Offene Kinder- und Jugendarbeit in Neugraben: Dersim Bingöl

Dersim Bingöl. Bild: Nicole Hellwig

Dersim Bingöl. Bild: Nicole Hellwig

Dersim Bingöl ist seit 2011 bei der Stiftung tätig. Er leitet die Jugendfreizeitlounge (JFL) in Neugraben, eine Einrichtung der Offenen Kinder- und Jugendarbeit (OKJA).

Dersim hat Soziale Arbeit am Rauhen Haus studiert. Eine ehemalige Studienfreundin, die bei uns arbeitete, hatte ihm davon erzählt, dass eine neue “JFL” entstehen soll.

Dersim hat nicht immer im sozialen Bereich gearbeitet.
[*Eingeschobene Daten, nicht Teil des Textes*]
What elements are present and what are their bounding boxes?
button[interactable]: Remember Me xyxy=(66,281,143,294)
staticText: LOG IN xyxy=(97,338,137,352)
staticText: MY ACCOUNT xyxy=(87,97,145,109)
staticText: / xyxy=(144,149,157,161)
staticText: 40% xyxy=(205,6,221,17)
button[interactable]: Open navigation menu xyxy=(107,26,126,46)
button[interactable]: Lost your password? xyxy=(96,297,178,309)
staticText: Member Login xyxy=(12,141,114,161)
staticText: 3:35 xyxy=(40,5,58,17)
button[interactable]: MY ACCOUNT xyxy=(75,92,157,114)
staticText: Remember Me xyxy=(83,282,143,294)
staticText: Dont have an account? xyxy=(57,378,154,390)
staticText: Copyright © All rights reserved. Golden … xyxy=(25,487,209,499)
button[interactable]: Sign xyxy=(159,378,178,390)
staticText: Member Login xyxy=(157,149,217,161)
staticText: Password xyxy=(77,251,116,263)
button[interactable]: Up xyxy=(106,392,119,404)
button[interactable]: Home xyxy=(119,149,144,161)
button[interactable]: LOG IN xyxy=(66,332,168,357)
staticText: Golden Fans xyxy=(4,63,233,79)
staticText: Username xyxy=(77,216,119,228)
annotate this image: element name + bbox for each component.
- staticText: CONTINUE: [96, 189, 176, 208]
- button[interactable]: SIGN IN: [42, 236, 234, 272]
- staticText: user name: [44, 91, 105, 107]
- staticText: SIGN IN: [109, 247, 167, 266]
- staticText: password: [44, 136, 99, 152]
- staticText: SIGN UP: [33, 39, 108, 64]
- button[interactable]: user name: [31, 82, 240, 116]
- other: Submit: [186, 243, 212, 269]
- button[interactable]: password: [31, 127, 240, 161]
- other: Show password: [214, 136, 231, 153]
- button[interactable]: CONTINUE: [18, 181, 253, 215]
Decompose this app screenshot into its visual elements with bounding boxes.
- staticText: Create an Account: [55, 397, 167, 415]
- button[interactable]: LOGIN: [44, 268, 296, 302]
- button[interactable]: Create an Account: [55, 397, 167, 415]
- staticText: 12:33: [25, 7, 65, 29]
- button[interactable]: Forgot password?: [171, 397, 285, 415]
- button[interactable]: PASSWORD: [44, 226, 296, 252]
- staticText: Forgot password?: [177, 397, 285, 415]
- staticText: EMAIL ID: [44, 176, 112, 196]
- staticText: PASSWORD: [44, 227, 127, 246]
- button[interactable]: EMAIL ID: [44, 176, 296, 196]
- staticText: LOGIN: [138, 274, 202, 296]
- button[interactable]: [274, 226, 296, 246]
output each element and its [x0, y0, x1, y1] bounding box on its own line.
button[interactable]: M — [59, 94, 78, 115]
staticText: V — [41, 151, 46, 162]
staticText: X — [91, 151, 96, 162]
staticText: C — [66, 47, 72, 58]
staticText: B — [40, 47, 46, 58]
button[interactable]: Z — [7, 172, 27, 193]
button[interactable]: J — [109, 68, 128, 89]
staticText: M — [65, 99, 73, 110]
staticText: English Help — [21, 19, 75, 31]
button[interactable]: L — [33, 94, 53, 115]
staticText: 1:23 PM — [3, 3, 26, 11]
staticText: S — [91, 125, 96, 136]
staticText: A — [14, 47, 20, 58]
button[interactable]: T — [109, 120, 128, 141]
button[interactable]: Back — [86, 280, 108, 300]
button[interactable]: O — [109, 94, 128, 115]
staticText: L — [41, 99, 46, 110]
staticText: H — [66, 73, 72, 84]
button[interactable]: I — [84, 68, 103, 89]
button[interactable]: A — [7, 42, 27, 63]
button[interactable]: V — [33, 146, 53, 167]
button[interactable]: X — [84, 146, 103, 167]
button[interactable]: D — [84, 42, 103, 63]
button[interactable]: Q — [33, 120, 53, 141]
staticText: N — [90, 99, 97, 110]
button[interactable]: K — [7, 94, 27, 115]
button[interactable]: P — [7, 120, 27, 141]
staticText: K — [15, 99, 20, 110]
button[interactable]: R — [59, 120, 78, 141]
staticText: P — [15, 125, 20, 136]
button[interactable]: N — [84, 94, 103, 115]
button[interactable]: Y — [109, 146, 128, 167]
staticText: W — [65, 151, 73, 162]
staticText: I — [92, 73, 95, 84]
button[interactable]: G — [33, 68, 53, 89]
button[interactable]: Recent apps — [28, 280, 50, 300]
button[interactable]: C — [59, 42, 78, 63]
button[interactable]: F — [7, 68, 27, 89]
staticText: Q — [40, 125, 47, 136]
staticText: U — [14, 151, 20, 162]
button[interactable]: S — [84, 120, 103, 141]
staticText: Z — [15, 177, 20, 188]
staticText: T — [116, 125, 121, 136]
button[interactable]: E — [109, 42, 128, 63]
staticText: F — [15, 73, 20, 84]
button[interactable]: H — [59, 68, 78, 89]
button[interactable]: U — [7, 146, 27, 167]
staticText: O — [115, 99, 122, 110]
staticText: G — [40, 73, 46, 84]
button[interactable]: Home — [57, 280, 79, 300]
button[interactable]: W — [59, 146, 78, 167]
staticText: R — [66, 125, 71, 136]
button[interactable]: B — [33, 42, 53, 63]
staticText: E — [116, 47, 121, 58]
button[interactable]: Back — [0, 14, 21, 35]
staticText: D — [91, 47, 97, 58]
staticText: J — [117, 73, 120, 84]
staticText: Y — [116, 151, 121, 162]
Er hatte Kameramann gelernt und viele Jahre für Fernsehen und Film gearbeitet. “Diese Arbeit hat was von Wanderzirkus, das wäre für mich nicht vereinbar gewesen mit der Gründung einer Familie”. Mittlerweile ist Dersim verheiratet und hat zwei Kinder.

So ganz zufällig ist die Entscheidung natürlich nicht auf ein Studium der Sozialen Arbeit gefallen. Im Stadtteil Steilshoop hat Dersim sich früh ehrenamtlich engagiert und konnte erste Arbeitserfahrungen auch im benachbarten Bramfeld sammeln.

In Steilshoop ist Dersim auch aufgewachsen, nachdem er 1981 als kleiner Junge mit seiner kurdisch-griechischen Familie aus der Türkei geflüchtet war. 2011 war tatsächlich nicht sein allererster Kontakt zur Pestalozzi-Stiftung Hamburg: sein Vater hatte in Steilshoop für uns ab den 1980er Jahren in einem Vorgänger der heutigen Sozialpädagogischen Lebensgemeinschaften eine kurdische Jugendwohnung geleitet. “Einige Leute aus der Stiftung in Leitungsfunktionen kannte ich tatsächlich schon als Kind”, erzählt Dersim.

Bei der Jugendfreizeitlounge in Neugraben findet Dersim schön, dass er sie 2011 von der Pike auf aufbauen konnte. Die Arbeit der JFL wird jährlich vom Bezirksamt Harburg und durch Spenden finanziert. “Alle sind sehr wohlwollend, aber ein bisschen musste man sich am Anfang auch durchbeißen”, erinnert sich Dersim. “Man muss den Kids etwas bieten, ihnen Perspektiven eröffnen”.

Die JFL öffnet an 5 Tagen in der Woche (außer Sonntag und Montag) für Kinder und Jugendliche von 6 bis 18 Jahren, kurz nach Schulende und bis in die frühen Abendstunden. Neben Dersim arbeiten Annika und Abadallah hauptamtlich mit.

Die Kids kommen aus dem Elbmosaik, Neuwiedenthal, Petershof und den anliegenden Stadtteilen – und es sind viele, aus sehr verschiedenen Milieus, mit ganz unterschiedlichen Bildungs- und Familienhintergründen. “Es hat sich herumgesprochen, dass wir einen sehr verbindlichen Umgang pflegen, viele Kinder und Jugendlichen suchen das geradezu. Dank unserem Team aus Honorarkräften, Erziehern und Dienstleistern und dem breiten Kursangebot haben wir natürlich auch echt volles Programm”, berichtet Dersim. “Vor einigen Jahren konnten wir das Angebot speziell für geflüchtete Kinder und Jugendliche öffnen, dank einer Förderung durch die Aktion Mensch. Genial ist, dass die Aktion Mensch ein Programm aufgezogen hat, dass solche Projekte auch länger gefördert werden können – und dass wir gerade erst die Zusage bekommen haben, dass es zwei Jahre weitergehen kann!”

“Wir setzen bei den Stärken und Fähigkeiten an – manchmal sage ich ‘Straßen-Abitur’ dazu. Leider gibt es viele Kinder, die in Schulen kaum gesehen werden oder gemobbt werden. Diesen gilt unsere besondere Aufmerksamkeit. Überhaupt ist uns wichtig, dass die Kinder bei uns auch lernen, sich im Leben durchzusetzen”. Kursangebote wie Nachhilfe, durch Spendenmittel ermöglicht, helfen beim guten Schulabschluss.

An der Stiftung gefällt Dersim, dass er seine Vision und seine Ideen von Pädagogik umsetzen kann. “Mit positiven Impulsen und frischen Gedanken von Christian Violka darf man immer rechnen”. Wenn Dersim sich was wünschen könnte: “Mehr Kohle! Aber: Gut Ding will Weile haben.”